Güneri CİVAOĞLU
Dün, adli yıl törenlerle açıldı.
Bu yıl,
Adalet gündemin daha da ön sıralarında yer alacak.
Önce
Anayasa Mahkemesi'nde
RP'nin yargılanması büyük tartışmalar yaratacak.
Yargılama süreci, içeride ve dışarıda ilgi odağı olacak.
Adalet terazisinin düz duruşu çok sıkı gözlenecek.
Çünkü, özellikle
Türkiye dışında, bu davanın
"Askerin ağırlık koyması nedeniyle açıldığı" yolunda kaygılar var.
Hatta önyargılar...
Bu nedenle...
Anayasa Mahkemesi'nin bu davayı da duyarlıkla yürüteceği beklenmelidir.
İç ve dış kamuoyundaki kuşkulara, hatta - belki - önyargılara
"adaletin temel ilkelerine" dayalı bir duyarlı yargılama süreciyle şu mesaj verilecektir:
"RP için Anayasa Mahkemesi'ne kapatma davasının açılışında, o günlerin ağırlığı hissedilen asker rüzgarının - bir olasılıkla - psikolojik etkisi varsa bile, yargılama yapacak ve kararı verecek olan bağımsız ve tarafsız Anayasa Mahkemesi'dir."
Gerçekten...
Anayasa Mahkemesi'nin yüce yargıçları bu tür etkilere kapalıdırlar.
Kaldı ki...
O rüzgar da, hayli gerilerde kalmıştır.
Gündemde
Susurluk gibi tarihi kilometre taşı oluşturan davalar var.

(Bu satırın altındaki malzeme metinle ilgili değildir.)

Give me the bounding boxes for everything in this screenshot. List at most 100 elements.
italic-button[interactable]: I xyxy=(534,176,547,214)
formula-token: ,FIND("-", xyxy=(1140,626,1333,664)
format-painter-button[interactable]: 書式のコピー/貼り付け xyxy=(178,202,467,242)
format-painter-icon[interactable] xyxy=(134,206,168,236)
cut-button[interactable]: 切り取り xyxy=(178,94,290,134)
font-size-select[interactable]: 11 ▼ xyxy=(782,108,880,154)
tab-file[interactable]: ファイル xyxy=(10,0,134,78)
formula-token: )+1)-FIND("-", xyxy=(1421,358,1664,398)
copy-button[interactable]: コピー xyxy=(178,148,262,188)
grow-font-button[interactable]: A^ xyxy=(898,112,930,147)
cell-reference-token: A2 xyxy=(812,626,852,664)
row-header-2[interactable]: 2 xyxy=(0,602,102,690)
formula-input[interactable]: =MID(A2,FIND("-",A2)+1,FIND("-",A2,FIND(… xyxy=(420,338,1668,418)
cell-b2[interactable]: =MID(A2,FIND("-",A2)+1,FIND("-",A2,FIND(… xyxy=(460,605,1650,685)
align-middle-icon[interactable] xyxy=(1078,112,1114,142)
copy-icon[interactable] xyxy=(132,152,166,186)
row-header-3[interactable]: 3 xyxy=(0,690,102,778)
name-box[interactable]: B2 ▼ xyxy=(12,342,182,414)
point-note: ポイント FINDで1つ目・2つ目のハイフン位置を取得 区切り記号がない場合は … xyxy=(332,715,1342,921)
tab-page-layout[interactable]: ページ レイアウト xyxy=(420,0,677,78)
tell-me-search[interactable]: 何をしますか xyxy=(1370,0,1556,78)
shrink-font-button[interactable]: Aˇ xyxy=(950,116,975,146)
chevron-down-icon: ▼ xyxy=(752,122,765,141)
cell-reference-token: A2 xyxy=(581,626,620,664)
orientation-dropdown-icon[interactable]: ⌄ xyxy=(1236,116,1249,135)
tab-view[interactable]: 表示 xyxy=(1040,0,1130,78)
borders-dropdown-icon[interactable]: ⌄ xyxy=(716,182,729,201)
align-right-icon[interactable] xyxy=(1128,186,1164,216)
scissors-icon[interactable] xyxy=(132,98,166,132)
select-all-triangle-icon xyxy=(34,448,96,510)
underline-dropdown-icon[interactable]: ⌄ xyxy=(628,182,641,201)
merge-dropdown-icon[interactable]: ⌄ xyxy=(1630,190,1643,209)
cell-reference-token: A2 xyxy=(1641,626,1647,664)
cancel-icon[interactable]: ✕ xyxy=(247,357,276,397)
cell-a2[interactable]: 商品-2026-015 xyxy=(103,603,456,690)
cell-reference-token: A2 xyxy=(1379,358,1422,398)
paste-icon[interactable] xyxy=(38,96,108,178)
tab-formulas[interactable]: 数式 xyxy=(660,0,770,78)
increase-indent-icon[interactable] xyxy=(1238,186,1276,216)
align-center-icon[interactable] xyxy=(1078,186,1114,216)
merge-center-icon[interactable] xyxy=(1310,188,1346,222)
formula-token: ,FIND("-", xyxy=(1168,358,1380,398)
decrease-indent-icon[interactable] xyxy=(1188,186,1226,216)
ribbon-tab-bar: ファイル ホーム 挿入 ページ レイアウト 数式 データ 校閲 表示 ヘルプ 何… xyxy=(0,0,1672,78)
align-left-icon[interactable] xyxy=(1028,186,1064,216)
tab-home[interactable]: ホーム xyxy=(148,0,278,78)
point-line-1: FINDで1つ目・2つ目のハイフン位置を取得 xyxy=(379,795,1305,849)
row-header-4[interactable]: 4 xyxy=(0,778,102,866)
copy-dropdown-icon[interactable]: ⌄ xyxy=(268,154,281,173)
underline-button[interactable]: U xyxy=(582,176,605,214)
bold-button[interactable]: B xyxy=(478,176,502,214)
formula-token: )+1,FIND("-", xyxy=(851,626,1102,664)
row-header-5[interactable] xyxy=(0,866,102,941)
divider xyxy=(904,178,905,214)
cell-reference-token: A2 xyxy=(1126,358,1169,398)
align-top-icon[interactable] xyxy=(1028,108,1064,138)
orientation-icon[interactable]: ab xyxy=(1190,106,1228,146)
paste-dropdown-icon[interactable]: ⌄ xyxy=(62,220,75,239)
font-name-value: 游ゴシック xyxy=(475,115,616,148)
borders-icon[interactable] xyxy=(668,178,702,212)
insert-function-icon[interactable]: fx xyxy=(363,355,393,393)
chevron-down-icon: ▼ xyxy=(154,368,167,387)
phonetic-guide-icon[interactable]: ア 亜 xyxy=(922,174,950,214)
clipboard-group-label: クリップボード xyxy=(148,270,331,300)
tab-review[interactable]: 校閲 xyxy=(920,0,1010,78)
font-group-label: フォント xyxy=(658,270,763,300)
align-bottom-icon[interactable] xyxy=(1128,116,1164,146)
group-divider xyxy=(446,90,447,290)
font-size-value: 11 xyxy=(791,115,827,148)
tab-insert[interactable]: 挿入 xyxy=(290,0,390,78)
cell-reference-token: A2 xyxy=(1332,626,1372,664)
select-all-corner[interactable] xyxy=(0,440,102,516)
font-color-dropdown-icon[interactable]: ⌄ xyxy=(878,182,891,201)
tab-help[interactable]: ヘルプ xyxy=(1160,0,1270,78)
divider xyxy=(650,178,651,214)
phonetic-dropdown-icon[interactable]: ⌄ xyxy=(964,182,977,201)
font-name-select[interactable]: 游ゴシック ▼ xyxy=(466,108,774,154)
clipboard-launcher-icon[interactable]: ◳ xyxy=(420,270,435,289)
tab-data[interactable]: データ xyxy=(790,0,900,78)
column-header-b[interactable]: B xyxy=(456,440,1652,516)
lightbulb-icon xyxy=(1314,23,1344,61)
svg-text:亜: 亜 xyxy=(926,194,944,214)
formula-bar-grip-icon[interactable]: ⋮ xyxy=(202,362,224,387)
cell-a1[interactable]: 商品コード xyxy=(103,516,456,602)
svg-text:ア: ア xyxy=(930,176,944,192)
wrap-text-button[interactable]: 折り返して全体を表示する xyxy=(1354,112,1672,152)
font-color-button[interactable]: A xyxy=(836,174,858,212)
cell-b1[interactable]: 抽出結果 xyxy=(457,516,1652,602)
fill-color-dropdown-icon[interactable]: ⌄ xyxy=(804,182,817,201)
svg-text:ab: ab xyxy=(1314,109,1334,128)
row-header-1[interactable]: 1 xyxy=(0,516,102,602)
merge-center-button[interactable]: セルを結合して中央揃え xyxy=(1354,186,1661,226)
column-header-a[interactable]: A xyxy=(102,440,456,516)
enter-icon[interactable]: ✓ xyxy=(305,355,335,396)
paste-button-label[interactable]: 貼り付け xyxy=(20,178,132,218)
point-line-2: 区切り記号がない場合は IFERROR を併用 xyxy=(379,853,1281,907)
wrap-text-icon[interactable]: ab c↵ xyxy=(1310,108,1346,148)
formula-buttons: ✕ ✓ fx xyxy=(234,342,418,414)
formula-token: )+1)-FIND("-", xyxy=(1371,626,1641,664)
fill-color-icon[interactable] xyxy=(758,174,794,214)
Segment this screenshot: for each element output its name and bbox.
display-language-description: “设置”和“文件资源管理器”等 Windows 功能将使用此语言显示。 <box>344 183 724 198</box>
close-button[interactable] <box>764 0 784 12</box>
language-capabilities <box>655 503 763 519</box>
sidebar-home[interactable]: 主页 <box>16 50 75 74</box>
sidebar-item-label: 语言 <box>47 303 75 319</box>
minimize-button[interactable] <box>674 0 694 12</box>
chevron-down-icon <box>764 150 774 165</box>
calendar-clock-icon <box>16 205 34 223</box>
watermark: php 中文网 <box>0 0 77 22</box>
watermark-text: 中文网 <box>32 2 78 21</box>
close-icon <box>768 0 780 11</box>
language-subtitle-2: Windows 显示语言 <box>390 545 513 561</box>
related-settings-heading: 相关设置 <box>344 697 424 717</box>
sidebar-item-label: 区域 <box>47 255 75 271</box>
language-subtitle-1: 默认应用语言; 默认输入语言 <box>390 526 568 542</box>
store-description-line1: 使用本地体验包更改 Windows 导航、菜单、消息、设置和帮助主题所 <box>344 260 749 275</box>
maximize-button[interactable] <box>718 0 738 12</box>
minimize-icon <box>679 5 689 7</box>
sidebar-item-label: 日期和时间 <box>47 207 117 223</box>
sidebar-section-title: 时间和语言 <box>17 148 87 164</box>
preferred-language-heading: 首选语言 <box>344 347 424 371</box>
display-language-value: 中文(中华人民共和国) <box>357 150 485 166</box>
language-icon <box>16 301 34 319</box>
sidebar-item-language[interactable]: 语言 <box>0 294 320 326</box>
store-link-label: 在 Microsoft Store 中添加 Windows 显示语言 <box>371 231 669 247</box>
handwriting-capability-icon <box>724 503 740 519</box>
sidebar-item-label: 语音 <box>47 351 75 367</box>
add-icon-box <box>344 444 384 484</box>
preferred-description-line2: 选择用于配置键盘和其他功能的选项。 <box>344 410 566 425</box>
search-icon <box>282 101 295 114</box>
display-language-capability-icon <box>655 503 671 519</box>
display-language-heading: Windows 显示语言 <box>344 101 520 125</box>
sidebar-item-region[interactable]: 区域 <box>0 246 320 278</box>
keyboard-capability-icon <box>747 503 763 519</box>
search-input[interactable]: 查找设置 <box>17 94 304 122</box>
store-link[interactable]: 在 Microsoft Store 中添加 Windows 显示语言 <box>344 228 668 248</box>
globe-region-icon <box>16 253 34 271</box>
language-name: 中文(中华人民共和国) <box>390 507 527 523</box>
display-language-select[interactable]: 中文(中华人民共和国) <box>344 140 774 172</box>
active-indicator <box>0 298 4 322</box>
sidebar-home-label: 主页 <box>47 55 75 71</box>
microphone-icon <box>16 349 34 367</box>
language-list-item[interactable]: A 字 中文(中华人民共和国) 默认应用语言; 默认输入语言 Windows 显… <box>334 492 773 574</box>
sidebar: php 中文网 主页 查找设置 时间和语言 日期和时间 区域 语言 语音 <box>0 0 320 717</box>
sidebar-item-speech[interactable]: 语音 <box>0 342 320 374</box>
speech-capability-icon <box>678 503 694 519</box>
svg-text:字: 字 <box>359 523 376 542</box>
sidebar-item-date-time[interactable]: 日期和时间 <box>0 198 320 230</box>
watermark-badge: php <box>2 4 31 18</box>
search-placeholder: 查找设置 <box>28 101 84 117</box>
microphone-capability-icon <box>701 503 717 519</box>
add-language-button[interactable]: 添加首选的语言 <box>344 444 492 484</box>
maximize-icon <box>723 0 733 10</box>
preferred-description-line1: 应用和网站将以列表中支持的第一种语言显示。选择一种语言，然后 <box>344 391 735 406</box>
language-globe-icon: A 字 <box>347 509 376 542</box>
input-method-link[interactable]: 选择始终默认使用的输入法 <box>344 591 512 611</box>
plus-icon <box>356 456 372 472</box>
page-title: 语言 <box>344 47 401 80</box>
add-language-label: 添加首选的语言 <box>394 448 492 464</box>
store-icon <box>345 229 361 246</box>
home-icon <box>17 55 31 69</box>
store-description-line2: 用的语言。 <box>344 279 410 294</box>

Bu davaların nerelere ulaşacağı şimdiden seziliyor.
Başbakan adına tam yetkiyle konunun üzerine giden
Yüksek Denetleme Kurulu Başkanı Kutlu Savaş, çok ilginç bulguları adalet önüne getirebilir.
Öte yandan...
Mesut Yılmaz, bir bakıma, temiz eller dönemini başlatmış gibi görünüyor.
Gazete başlıklarına çok ilgi çekici hatta şok etkisi yapan ve akçalı skandal iddiaları ve suçlamalar yansımakta.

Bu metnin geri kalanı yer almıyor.